I’m taking a stand-back-and-watch approach to Liz Truss. I have not been keen thus far, but I was impressed at how unflappable she was when Rishi kept interrupting her in the 2nd (?) debate. That would have wound me up no end but she really conducted herself well.
Liz knows the biz hopefully.
Hear, hear!
A long time ago but Mrs Thatcher in her 1979 + days was a pretty awful orator. With elocution lessons and polishing she became a force to be reckoned with. All we need now is Starmer to fall over on a beach. He’s half way there with the him and Ange kneeling photo.
Who would you pick for Prime Minister? One who knows what a woman is and one who doesn’t?

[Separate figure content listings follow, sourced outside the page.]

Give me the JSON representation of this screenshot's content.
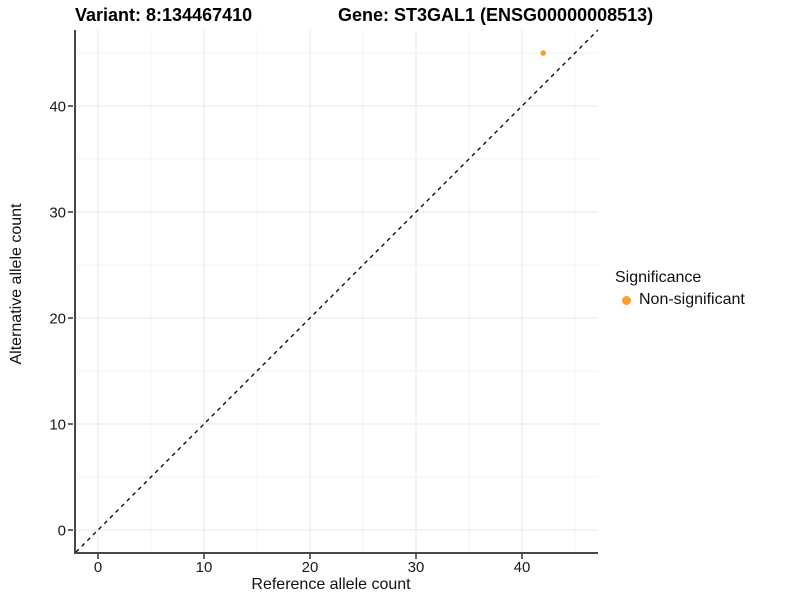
{
  "chart_data": {
    "type": "scatter",
    "title_left": "Variant: 8:134467410",
    "title_right": "Gene: ST3GAL1 (ENSG00000008513)",
    "xlabel": "Reference allele count",
    "ylabel": "Alternative allele count",
    "xlim": [
      -2.2,
      47.2
    ],
    "ylim": [
      -2.1,
      47.2
    ],
    "x_ticks": [
      0,
      10,
      20,
      30,
      40
    ],
    "y_ticks": [
      0,
      10,
      20,
      30,
      40
    ],
    "x_minor_gridlines": [
      5,
      15,
      25,
      35,
      45
    ],
    "y_minor_gridlines": [
      5,
      15,
      25,
      35,
      45
    ],
    "grid": "major+minor",
    "series": [
      {
        "name": "Non-significant",
        "color": "#F9A030",
        "points": [
          {
            "x": 42,
            "y": 45
          }
        ]
      }
    ],
    "reference_line": {
      "type": "identity y=x",
      "style": "dashed",
      "color": "#000000"
    },
    "legend": {
      "title": "Significance",
      "position": "right",
      "items": [
        {
          "label": "Non-significant",
          "color": "#F9A030"
        }
      ]
    },
    "colors": {
      "background": "#ffffff",
      "axis_line": "#474747",
      "tick_mark": "#333333",
      "grid_major": "#e7e7e7",
      "grid_minor": "#f3f3f3",
      "point": "#F9A030"
    }
  }
}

I humbly take back my sarcastic, cynical and satirical comments on Truss… So far so good, both in PMQ and cabinet appointments… and the ‘ little things” like no 10 order of dress…
Giles would appreciate the ‘repentant sinner’ gesture!
There’s been so much hot air, energy and road miles unnecessarily expended during this interminable period of the leadership contest, i’m surprised the poor woman still has her voice intact. And to convince whom? The Tory membership.
Anyone making predictions about how good or not she might be as a PM is a political fool. Her delivery of set speeches may improve, but will anyone really be bothered if they don’t come election time if she has navigated a pathway through our current problems?
She looks so vulnerable in the picture waiting for the mass critism to arrive. My heart goes out to her. I hope she does well and that she can count on good friends and family. I think she will need them.
Yes, indeed. Reminds me of the well known quote, “If a politician wants a friend they should buy a dog”.